Ocurre que el relato da vueltas insospechadas, y aquel radical timorato que medio bendijo la CUP en su día, aquél que fue héroe y después tirano y después maletero y después exiliado, ya tiene al Estado donde quería. Con 84 diputados, Sánchez viene entregando España y hasta el hígado, pero con 8, el nuevo PDeCAT va camino de la conquista del Estado -el español- por la vía de la parálisis.

Lógico, pues, que todo venga por Sánchez y su diálogo. Por Sánchez y la Moncloa abierta y reformada para que el supremacismo se lleve lo que quiera, para que nos deje en taparrabos y a dos velas y con el Cristo en medio. Que bendito sea el diálogo bilateral con Cataluña, y que cuánto sufren los presos, y qué corto son los vis a vis.
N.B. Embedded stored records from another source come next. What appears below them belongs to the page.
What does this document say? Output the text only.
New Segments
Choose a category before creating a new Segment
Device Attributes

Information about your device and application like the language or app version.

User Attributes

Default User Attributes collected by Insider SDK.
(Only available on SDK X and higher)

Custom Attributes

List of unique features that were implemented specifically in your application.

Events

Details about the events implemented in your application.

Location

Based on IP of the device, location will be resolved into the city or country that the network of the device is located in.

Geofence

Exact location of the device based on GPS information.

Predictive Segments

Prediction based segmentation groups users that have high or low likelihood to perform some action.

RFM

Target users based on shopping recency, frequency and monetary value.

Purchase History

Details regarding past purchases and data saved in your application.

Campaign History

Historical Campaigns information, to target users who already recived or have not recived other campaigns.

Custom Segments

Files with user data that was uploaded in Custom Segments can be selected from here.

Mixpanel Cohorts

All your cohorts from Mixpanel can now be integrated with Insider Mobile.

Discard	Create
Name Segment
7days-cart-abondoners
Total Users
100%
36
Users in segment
Porque que Puigdemont coaccione a España de esta manera no es culpa ni mía ni suya, lector. Habría que preguntarle a Soraya por su operación diálogo o al del CNI el día en que el pájaro @KRLES voló de España. Y Puigdemont nos chulea, asegura que su república acabará en breve en la ONU, y entendemos que @KRLES ande crecidito: jamás se vio en una de éstas. Los políticos catetos siempre apuntan alto por contraste, y Puigdemont es ya Historia reciente de Cataluña; por la fuga de empresas y por sus emocionados vídeos.
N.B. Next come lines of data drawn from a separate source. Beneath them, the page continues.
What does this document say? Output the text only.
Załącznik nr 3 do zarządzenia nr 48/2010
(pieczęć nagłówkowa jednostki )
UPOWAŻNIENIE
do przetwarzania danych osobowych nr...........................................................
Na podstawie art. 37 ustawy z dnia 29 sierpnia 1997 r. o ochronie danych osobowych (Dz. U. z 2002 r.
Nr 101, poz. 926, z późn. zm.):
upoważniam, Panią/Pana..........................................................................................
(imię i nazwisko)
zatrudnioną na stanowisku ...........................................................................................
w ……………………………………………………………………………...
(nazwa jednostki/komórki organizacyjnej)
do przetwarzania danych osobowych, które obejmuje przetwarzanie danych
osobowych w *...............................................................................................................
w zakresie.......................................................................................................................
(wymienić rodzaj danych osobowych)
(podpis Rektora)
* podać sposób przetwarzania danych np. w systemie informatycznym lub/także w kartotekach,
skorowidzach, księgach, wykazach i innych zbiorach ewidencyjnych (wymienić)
Es evidente que Puigdemont ha entrado en el Congreso, como cuenta la leyenda que uno lo hizo a caballo u otro con tricornio. Puigdemont lo ha hecho a distancia y quizá a lomos de lo que las sufrientes ministras del Gobierno llaman "la distensión".
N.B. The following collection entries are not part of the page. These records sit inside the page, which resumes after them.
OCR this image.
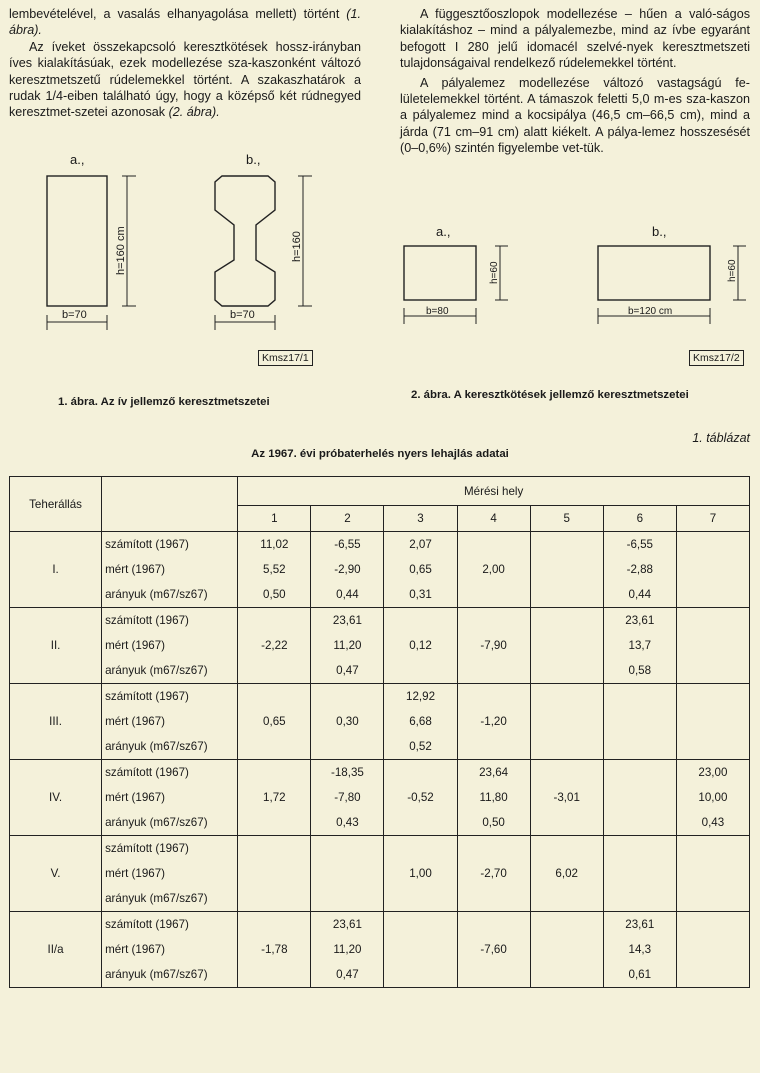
lembevételével, a vasalás elhanyagolása mellett) történt (1. ábra).

Az íveket összekapcsoló keresztkötések hossz-irányban íves kialakításúak, ezek modellezése sza-kaszonként változó keresztmetszetű rúdelemekkel történt. A szakaszhatárok a rudak 1/4-eiben található úgy, hogy a középső két rúdnegyed keresztmet-szetei azonosak (2. ábra).

A függesztőoszlopok modellezése – hűen a való-ságos kialakításhoz – mind a pályalemezbe, mind az ívbe egyaránt befogott I 280 jelű idomacél szelvé-nyek keresztmetszeti tulajdonságaival rendelkező rúdelemekkel történt.

A pályalemez modellezése változó vastagságú fe-lületelemekkel történt. A támaszok feletti 5,0 m-es sza-kaszon a pályalemez mind a kocsipálya (46,5 cm–66,5 cm), mind a járda (71 cm–91 cm) alatt kiékelt. A pálya-lemez hosszesését (0–0,6%) szintén figyelembe vet-tük.

a.,
h=160 cm
b=70
b.,
h=160
b=70
Kmsz17/1
1. ábra. Az ív jellemző keresztmetszetei
a.,
h=60
b=80
b.,
h=60
b=120 cm
Kmsz17/2
2. ábra. A keresztkötések jellemző keresztmetszetei
1. táblázat
Az 1967. évi próbaterhelés nyers lehajlás adatai
Teherállás		Mérési hely						
		1	2	3	4	5	6	7
I.	számított (1967)	11,02	-6,55	2,07			-6,55	
	mért (1967)	5,52	-2,90	0,65	2,00		-2,88	
	arányuk (m67/sz67)	0,50	0,44	0,31			0,44	
II.	számított (1967)		23,61				23,61	
	mért (1967)	-2,22	11,20	0,12	-7,90		13,7	
	arányuk (m67/sz67)		0,47				0,58	
III.	számított (1967)			12,92				
	mért (1967)	0,65	0,30	6,68	-1,20			
	arányuk (m67/sz67)			0,52				
IV.	számított (1967)		-18,35		23,64			23,00
	mért (1967)	1,72	-7,80	-0,52	11,80	-3,01		10,00
	arányuk (m67/sz67)		0,43		0,50			0,43
V.	számított (1967)							
	mért (1967)			1,00	-2,70	6,02		
	arányuk (m67/sz67)							
II/a	számított (1967)		23,61				23,61	
	mért (1967)	-1,78	11,20		-7,60		14,3	
	arányuk (m67/sz67)		0,47				0,61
Proclamar la república en las narices de un Sánchez tan encajador va pasando de ser un desiderativo a una posibilidad tangible. Dudo qué España le vendió el presidente a Macron en estos días en que ha oxigenado su mente -tan dialogante- entre Castellón y Lisboa.

La clave ya no está en los gestos a los golpistas en un resort del Maresme, sino en que la Generalitat en Bruselas cae a tiro de piedra. Quedan lejos los días aquellos en que nos acunaron con la fuerza del Estado de Derecho y las bondades del 155 blando.

En menos de un año conociendo la decadente Europa de las Luces, Puigdemont se nos ha vuelto todo un estratega; de tonto útil a caudillo sólo median unos meses de exilio, un chalet de dudoso gusto.